First and foremost, the stories herein are mostly collected tales from fragmented places. The Troll Witch, The Hydra and the Lion, Doctor Carps Experiment, and The Ghoul are pieces from the "Dark Horse Book(s) of the..." (Witchcraft, Monsters, Hauntings, and The Dead respectively). These range from five to eight pages depending, and all of them have something to offer. The best piece in the book HAS to be The Troll Witch, and I personally liked Doctor Carp as well. The Ghoul is a Shakespeare adaptation and the Hydra and the Lion is, as Mignola admits in its forward, a bit odd. If you want these and don't want to pick up all of those books, then this is a good way to do it.
Second, there is some random stuff here and some new stuff BUT some of it isn't the best stuff out there.
The Penanggalan is an older story that came out of a Wizard magazine release, and covers a beast spawned from Malaysian folklore. It is a big odd but also a bit predictable, covering ground that Hellboy covered back in 2004. The Vampire of Prague is unique to this series but isn't really one of my favorites. P. Craig Russell did the artwork and, to be frank, it looks a bit rudimentary. When reading Hellboy I guess I've been spoiled and I want Mignola to cover every aspect. The story is small, good to read but normal, and Mignola could have sealed it for me and didn't. I guess that's something that is up to individual tastes.

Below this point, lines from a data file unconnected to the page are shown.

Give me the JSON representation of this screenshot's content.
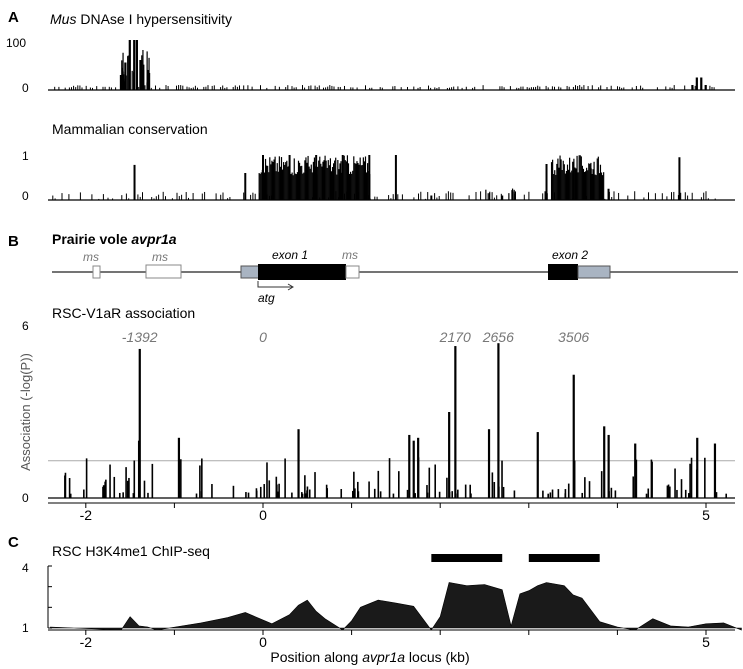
{
  "panels": {
    "A": {
      "letter": "A",
      "dnase": {
        "title_italic": "Mus",
        "title_rest": " DNAse I hypersensitivity",
        "ytick_top": "100",
        "ytick_bottom": "0"
      },
      "conservation": {
        "title": "Mammalian conservation",
        "ytick_top": "1",
        "ytick_bottom": "0"
      }
    },
    "B": {
      "letter": "B",
      "gene": {
        "title_plain": "Prairie vole ",
        "title_italic": "avpr1a",
        "exon1": "exon 1",
        "exon2": "exon 2",
        "ms": "ms",
        "atg": "atg"
      },
      "assoc": {
        "title": "RSC-V1aR association",
        "ylabel": "Association  (-log(P))",
        "ytick_top": "6",
        "ytick_bottom": "0"
      }
    },
    "C": {
      "letter": "C",
      "chip": {
        "title": "RSC H3K4me1 ChIP-seq",
        "ytick_top": "4",
        "ytick_bottom": "1"
      }
    }
  },
  "xaxis": {
    "label_pre": "Position along ",
    "label_italic": "avpr1a",
    "label_post": " locus (kb)"
  },
  "chart_data": [
    {
      "type": "bar",
      "panel": "A-top",
      "title": "Mus DNAse I hypersensitivity",
      "ylim": [
        0,
        100
      ],
      "series": [
        {
          "peaks": [
            {
              "x": -1.6,
              "y": 30
            },
            {
              "x": -1.55,
              "y": 55
            },
            {
              "x": -1.5,
              "y": 100
            },
            {
              "x": -1.45,
              "y": 100
            },
            {
              "x": -1.42,
              "y": 100
            },
            {
              "x": -1.38,
              "y": 60
            },
            {
              "x": -1.35,
              "y": 40
            },
            {
              "x": -1.3,
              "y": 15
            },
            {
              "x": 4.85,
              "y": 10
            },
            {
              "x": 4.9,
              "y": 25
            },
            {
              "x": 4.95,
              "y": 25
            },
            {
              "x": 5.0,
              "y": 10
            }
          ]
        }
      ]
    },
    {
      "type": "bar",
      "panel": "A-bottom",
      "title": "Mammalian conservation",
      "ylim": [
        0,
        1
      ],
      "series": [
        {
          "peaks": [
            {
              "x": -1.45,
              "y": 0.78
            },
            {
              "x": -0.2,
              "y": 0.6
            },
            {
              "x": 0.0,
              "y": 1.0
            },
            {
              "x": 0.3,
              "y": 1.0
            },
            {
              "x": 0.6,
              "y": 1.0
            },
            {
              "x": 0.9,
              "y": 1.0
            },
            {
              "x": 1.2,
              "y": 1.0
            },
            {
              "x": 1.5,
              "y": 1.0
            },
            {
              "x": 1.9,
              "y": 0.1
            },
            {
              "x": 2.7,
              "y": 0.1
            },
            {
              "x": 3.2,
              "y": 0.8
            },
            {
              "x": 3.5,
              "y": 0.85
            },
            {
              "x": 3.7,
              "y": 0.7
            },
            {
              "x": 3.9,
              "y": 0.25
            },
            {
              "x": 4.7,
              "y": 0.95
            }
          ]
        }
      ]
    },
    {
      "type": "bar",
      "panel": "B",
      "title": "RSC-V1aR association",
      "ylabel": "Association  (-log(P))",
      "ylim": [
        0,
        6
      ],
      "threshold": 1.3,
      "annotations": [
        "-1392",
        "0",
        "2170",
        "2656",
        "3506"
      ],
      "series": [
        {
          "peaks": [
            {
              "x": -1.392,
              "y": 5.2
            },
            {
              "x": 2.17,
              "y": 5.3
            },
            {
              "x": 2.656,
              "y": 5.4
            },
            {
              "x": 3.506,
              "y": 4.3
            },
            {
              "x": -1.4,
              "y": 2.0
            },
            {
              "x": -0.95,
              "y": 2.1
            },
            {
              "x": 0.4,
              "y": 2.4
            },
            {
              "x": 1.75,
              "y": 2.1
            },
            {
              "x": 1.7,
              "y": 2.0
            },
            {
              "x": 1.65,
              "y": 2.2
            },
            {
              "x": 2.1,
              "y": 3.0
            },
            {
              "x": 2.55,
              "y": 2.4
            },
            {
              "x": 3.1,
              "y": 2.3
            },
            {
              "x": 3.85,
              "y": 2.5
            },
            {
              "x": 3.9,
              "y": 2.2
            },
            {
              "x": 4.2,
              "y": 1.9
            },
            {
              "x": 4.9,
              "y": 2.1
            },
            {
              "x": 5.1,
              "y": 1.9
            }
          ]
        }
      ]
    },
    {
      "type": "area",
      "panel": "C",
      "title": "RSC H3K4me1 ChIP-seq",
      "ylim": [
        1,
        4
      ],
      "x": [
        -2.4,
        -1.6,
        -1.5,
        -1.4,
        -1.3,
        -1.2,
        -0.7,
        -0.4,
        -0.2,
        0.1,
        0.3,
        0.4,
        0.5,
        0.6,
        0.7,
        0.9,
        1.0,
        1.1,
        1.3,
        1.5,
        1.7,
        1.9,
        2.0,
        2.1,
        2.3,
        2.5,
        2.7,
        2.8,
        2.9,
        3.0,
        3.1,
        3.2,
        3.4,
        3.5,
        3.6,
        3.8,
        4.0,
        4.2,
        4.4,
        4.6,
        4.8,
        5.0,
        5.2,
        5.4
      ],
      "y": [
        1.0,
        1.0,
        1.5,
        1.2,
        1.0,
        1.0,
        1.2,
        1.6,
        1.7,
        1.3,
        1.6,
        2.2,
        2.3,
        1.9,
        1.4,
        1.0,
        1.3,
        2.1,
        2.3,
        2.3,
        2.0,
        1.0,
        1.5,
        3.3,
        3.0,
        3.2,
        2.8,
        1.2,
        2.6,
        2.9,
        3.0,
        3.3,
        3.0,
        2.7,
        2.4,
        1.4,
        1.0,
        1.0,
        1.4,
        1.2,
        1.0,
        1.3,
        1.2,
        1.0
      ],
      "bars": [
        {
          "x0": 1.9,
          "x1": 2.7
        },
        {
          "x0": 3.0,
          "x1": 3.8
        }
      ]
    }
  ]
}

And the last is Makoma, the longest addition to the book by far, covering some of Hellboy's younger years when he was in Africa. I liked the story and liked the quest artwork of Richard Corben, with everything clicking in that folklore sense that Hellboy often delivers. There's a mixture of Mignola there, too, and that made it worth a read.
And the extras - little etchings of characters and rudimentary cover art - don't really make me want to invest in Graphic Novels. I DO enjoy the forwards that come before each story, telling where the ale came from and how people became involved therein. Mignola is nothing if not a storyteller and this aspect adds to the read.
All that said, I enjoyed the series and thought people would enjoy it as well depending on what they want. If you missed the Dark Horse Book of series then there's a lot of tales here that are interesting and this format is a lot cheaper to acquire. The additions are good but are not necessary in pushing out a storyline and the book, on the whole, is just fragmented tales that cover some of Hellboy's adventures.
Keep that in mind before purchasing.